As much of the world goes into lockdown and uncertainty looms, Cohen’s music, brooding and tinged often with wry wit, is reassuring, urging us to confront the darkness before finding light.

For much of his life, Cohen battled depression. He tried medication and sought spiritual solace. “In 1996, the musician became a monk, but that did not safeguard him from depression, a lifelong nemesis; two years later, it overwhelmed him,” wrote David Remnick in a profile for The New Yorker. On stage, at a concert in London, Cohen said, in his usual humorous way: “I turned to a rigorous and profound study of the religions and philosophies, but cheerfulness kept breaking through.”

He spent nearly a year in Mumbai, where he interacted with Ramesh Balsekar, a former president of the Bank of India and a teacher of Advaita Vedanta. “For reasons that he now says are ‘impossible to penetrate,’ his depression lifted. He was ready to come home. The story, and the way Cohen tells it now, full of uncertainty and modesty, reminded me of the chorus of ‘Anthem,’ a song that took him ten years to write and that he recorded just before he first headed up the mountain,” Remnick recounts.

Leonard Cohen died on November 7, 2016, just two days before Donald Trump was elected president of the US. “Since Cohen’s death, in an anarchic week in the US, the lyrics of ‘Anthem’ specifically are resonating across the internet,” Cassie Werber noted. Nothing has changed since. The spirit of ‘Anthem,’ that combination of despair and hope, still resonates across the world, whether it is in the context of political violence or the coronavirus onslaught.

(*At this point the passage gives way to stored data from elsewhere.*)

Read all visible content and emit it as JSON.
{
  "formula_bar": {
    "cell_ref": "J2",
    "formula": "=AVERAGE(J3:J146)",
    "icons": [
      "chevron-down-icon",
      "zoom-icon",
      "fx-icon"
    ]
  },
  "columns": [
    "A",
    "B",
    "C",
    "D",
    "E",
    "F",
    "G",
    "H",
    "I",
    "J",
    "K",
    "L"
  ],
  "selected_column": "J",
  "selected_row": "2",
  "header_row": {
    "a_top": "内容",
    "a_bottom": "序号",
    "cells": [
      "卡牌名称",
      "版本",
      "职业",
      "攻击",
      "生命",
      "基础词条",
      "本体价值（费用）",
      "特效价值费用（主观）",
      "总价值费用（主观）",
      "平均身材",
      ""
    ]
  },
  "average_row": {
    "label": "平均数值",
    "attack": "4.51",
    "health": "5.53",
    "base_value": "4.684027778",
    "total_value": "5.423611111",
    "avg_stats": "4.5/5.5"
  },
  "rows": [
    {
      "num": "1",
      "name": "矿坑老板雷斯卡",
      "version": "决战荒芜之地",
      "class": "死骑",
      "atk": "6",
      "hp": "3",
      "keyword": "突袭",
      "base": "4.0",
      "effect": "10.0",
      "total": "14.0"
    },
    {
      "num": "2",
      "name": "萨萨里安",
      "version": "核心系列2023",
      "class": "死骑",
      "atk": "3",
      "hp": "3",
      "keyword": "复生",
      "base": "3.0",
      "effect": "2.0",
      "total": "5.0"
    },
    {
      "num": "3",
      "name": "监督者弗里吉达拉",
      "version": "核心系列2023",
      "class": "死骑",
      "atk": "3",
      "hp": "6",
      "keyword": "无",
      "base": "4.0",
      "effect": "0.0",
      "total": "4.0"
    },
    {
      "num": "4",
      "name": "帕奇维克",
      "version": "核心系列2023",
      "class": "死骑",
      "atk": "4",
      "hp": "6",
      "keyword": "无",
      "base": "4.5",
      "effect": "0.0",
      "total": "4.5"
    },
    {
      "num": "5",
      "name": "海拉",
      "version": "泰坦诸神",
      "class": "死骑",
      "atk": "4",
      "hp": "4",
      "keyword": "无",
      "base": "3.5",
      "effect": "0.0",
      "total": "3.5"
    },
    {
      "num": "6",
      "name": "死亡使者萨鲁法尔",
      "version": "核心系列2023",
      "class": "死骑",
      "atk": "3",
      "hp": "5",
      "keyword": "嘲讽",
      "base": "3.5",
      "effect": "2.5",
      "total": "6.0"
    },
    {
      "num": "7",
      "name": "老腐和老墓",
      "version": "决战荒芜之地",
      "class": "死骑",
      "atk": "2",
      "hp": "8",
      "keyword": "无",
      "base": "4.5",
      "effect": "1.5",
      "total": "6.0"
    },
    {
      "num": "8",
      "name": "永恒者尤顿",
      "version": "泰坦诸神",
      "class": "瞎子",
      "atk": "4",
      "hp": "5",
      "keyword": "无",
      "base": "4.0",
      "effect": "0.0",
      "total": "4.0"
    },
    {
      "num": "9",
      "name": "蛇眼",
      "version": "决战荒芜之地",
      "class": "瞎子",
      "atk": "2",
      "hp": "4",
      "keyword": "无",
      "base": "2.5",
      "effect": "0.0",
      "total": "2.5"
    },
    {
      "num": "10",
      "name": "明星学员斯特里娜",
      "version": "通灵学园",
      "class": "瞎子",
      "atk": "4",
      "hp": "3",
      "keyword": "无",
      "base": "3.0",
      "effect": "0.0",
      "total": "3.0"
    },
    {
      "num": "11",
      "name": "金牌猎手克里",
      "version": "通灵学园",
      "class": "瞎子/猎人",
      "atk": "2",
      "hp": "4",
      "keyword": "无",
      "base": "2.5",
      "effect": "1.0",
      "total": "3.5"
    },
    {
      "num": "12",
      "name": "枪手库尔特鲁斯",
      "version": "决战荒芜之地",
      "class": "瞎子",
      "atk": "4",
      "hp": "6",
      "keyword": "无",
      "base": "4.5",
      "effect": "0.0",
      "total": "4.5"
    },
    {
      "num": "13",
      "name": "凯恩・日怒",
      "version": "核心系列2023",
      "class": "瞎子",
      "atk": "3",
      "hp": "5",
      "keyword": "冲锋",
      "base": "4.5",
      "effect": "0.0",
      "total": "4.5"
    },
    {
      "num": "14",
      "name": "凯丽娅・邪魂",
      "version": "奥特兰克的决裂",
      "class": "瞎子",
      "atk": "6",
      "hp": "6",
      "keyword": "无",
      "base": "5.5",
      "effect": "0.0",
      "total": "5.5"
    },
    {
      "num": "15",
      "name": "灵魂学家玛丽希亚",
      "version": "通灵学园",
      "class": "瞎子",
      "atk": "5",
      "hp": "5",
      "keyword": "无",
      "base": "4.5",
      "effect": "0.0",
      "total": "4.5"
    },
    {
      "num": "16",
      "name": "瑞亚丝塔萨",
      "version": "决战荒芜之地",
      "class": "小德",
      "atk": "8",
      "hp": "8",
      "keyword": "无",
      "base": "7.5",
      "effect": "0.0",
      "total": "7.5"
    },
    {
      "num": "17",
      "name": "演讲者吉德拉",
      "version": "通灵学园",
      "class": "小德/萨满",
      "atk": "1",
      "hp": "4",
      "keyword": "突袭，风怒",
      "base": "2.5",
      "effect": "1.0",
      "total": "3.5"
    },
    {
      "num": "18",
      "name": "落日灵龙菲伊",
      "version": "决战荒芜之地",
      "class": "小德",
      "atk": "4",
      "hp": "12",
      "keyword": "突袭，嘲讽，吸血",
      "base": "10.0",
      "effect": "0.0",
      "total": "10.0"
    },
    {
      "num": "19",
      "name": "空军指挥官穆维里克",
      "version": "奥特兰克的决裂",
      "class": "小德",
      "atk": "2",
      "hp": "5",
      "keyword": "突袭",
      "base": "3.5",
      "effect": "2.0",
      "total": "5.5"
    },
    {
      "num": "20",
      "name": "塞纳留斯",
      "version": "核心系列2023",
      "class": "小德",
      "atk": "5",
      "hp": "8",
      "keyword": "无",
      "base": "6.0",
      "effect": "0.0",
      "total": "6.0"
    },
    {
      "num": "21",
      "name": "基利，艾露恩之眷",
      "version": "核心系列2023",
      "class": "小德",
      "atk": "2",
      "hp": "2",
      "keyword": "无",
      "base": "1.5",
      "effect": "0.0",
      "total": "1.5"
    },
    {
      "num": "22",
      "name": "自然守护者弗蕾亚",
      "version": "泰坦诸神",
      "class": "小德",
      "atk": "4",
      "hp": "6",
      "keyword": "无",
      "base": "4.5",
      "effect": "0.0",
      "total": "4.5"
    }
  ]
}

Leonard Cohen. Credit: Wikimedia Commons

In the period Cohen was writing the song, which eventually became a part of his 1992 album, The Future, momentous events were transforming the world. The Soviet Union and the socialist bloc crashed like a house of cards, the Berlin Wall came down, and the Chinese military massacred students in Tiananmen Square.

Since then, dramatic changes have, of course, unfolded unabated. The escalation in violence against Muslims notwithstanding, people in India have overwhelmingly backed Narendra Modi and the ruling BJP in two consecutive Lok Sabha elections. Two years after Americans voted Donald Trump, a business tycoon, to the presidency, Brazilians elected Jair Bolsonario, well-known for his regressive opinions, as their president. That was also the decade that witnessed the UK’s decision to exit the European Union, followed by Boris Johnson’s triumph in the national elections. From Germany, Austria, and Spain to Sweden, Finland, and Estonia, nationalist, anti-immigration parties have surged across Europe, and elsewhere.

Also Read: ‘Yeh Gulab Nahin, Inquilab Hai’: The Tradition of Protest Music in Contemporary India

Even as the world seemed to be getting nastier and meaner, the coronavirus pandemic exploded, changing our lives overnight. One wonders what Cohen would have created confronted by this dystopia. The title song of his last album, You Want it Darker, contained the words: “There’s a lover in the story/ But the story’s still the same/ There’s a lullaby for suffering/ And a paradox to blame/ But it’s written in the scriptures/ And it’s not some idle claim/ You want it darker/ We kill the flame.”

We currently face this constant interplay of darkness and light that Cohen wrote about in most of his music. If we are witnessing manic stockpiling of food and essentials, stigmatisation, and the racialisation of people, we can also find acts of generosity and kindness all over the world. “… I’m seeing young kids, millennials, who are volunteering to go take groceries to people who are homebound, elderly. I’m seeing an incredible influx of nurses, heroic nurses, who are coming and working many more hours than they worked before, doctors who fearlessly go into the hospital to work. I’ve never seen the kind of volunteerism I’m seeing,” said epidemiologist Larry Brilliant in an interview with Wired.

A reminder that even in moments of isolation and distancing, there are reasons to hope for those who can dance us through the panic, till we are gathered safely in.